Dès cette époque, le clan fait front : pas un show sans Sir McCartney (anobli par la reine en 1996) et Linda, jusqu’à sa disparition, en 1998. Quand la benjamine se fait assassiner par la presse, les parents en rajoutent, jusqu’à remonter le podium en lançant des roses. « Notre Stella, elle a la pression », souligne sa soeur Mary, devenue photographe comme sa mère. « Je dois quelque chose à ma famille, j’ai une certaine barre à franchir », explique Stella. Cette héritière opiniâtre, à l’orgueil démesuré, ne se laissera jamais démonter. En 1995, John Galliano chez Dior et Alexander McQueen chez Givenchy font souffler un vent de folie british sur Paris. Stella, elle, va imposer une femme sage, un tantinet « hippie chic ». « Steel Stella » (« Stella d’acier ») comme on la surnomme, a emmené dans ses bagages un drapier de Savile Row, Edward Sexton, réputé pour ses costumes de dandy. Sa première collection pour Chloé – mélange de nuisettes et de vestes à la coupe tailleur – est un franc succès.
L’ingénue de 26 ans réussit là où Karl Lagerfeld a échoué : sortir la griffe de sa léthargie. Mais trois ans plus tard, alors que son assistante et amie Phoebe Philo l’a remplacée comme styliste, les ventes vont bondir davantage encore : les insinuations sur le manque de talent de Stella reprennent.
En lançant sa propre marque, en 2001, au sein du groupe Gucci (aujourd’hui, propriété du groupe français Pinault-Printemps-Redoute), la belle rousse peut se forger un prénom dans la mode. Son style à la fois romantique et décontracté séduit la jet-set, mais pas seulement. Fin 2005, ses quarante modèles dessinés pour H & M, le géant du textile suédois, s’arrachent comme des petits pains.
Parce qu’elle refuse de toucher au cuir, la jeune styliste développe des « accessoires végétariens », comme elle les baptise curieusement. Ses chaussures réclament trois fois plus de temps à fabriquer. « Un designer digne de ce nom doit explorer de nouvelles voies, car tuer des animaux au nom de la mode est démodé », assure-t-elle.
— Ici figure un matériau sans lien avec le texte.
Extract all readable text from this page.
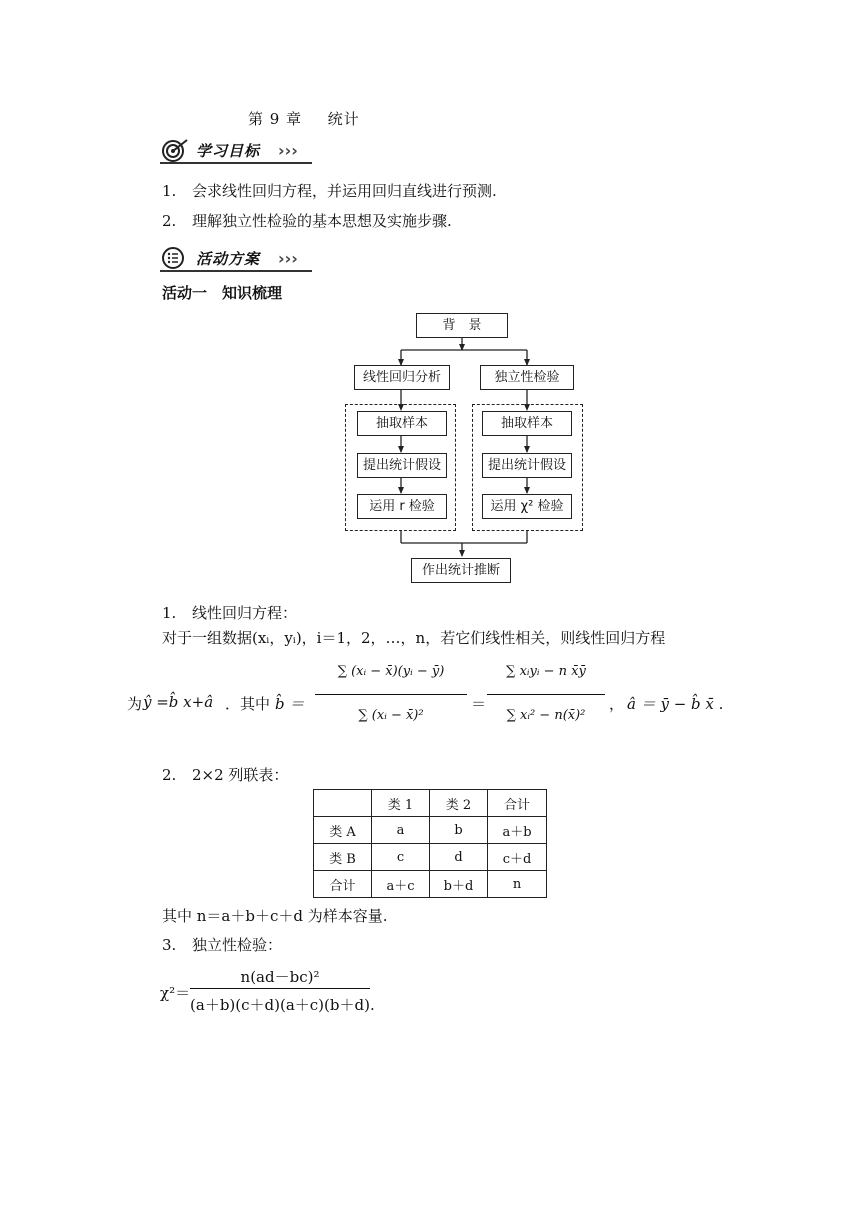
第 9 章 统计
学习目标 ›››
1. 会求线性回归方程，并运用回归直线进行预测.
2. 理解独立性检验的基本思想及实施步骤.
活动方案 ›››
活动一　知识梳理
背　景
线性回归分析	独立性检验
抽取样本
提出统计假设
运用 r 检验
抽取样本
提出统计假设
运用 χ² 检验
作出统计推断
1. 线性回归方程：
对于一组数据(xᵢ，yᵢ)，i＝1，2，…，n，若它们线性相关，则线性回归方程
为 ŷ =b̂ x+â ．其中 b̂ ＝
∑ (xᵢ − x̄)(yᵢ − ȳ)
∑ (xᵢ − x̄)²
＝
∑ xᵢyᵢ − n x̄ȳ
∑ xᵢ² − n(x̄)²
， â ＝ ȳ − b̂ x̄ .
2. 2×2 列联表：
	类 1	类 2	合计
类 A	a	b	a＋b
类 B	c	d	c＋d
合计	a＋c	b＋d	n
其中 n＝a＋b＋c＋d 为样本容量.
3. 独立性检验：
χ²＝
n(ad－bc)²
(a＋b)(c＋d)(a＋c)(b＋d) .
« Amour de la vie, liberté de ton, sensualité… toute la personnalité de Stella transparaît dans ses créations », assure Jeff Koons, l’artiste qui a dessiné pour elle, en 2006, des imprimés et un bracelet en forme de lapin. En moins de sept ans, entre la robe de mariée de Madonna et des vêtements pour sportives chics, Adidas by Stella McCartney, la fille de Paul a lancé deux parfums, de la lingerie délicate et rétro et une ligne de cosmétiques bio, dont son visage poupin et dépourvu de maquillage est le meilleur ambassadeur.
« Avant, les journalistes m’interrogeaient sur mon père », lâche Stella. « Depuis que l’environnement est à la mode, ils s’intéressent à ma couture écologiquement correcte. » Et l’enfant de la balle de se demander quand on la prendra vraiment au sérieux.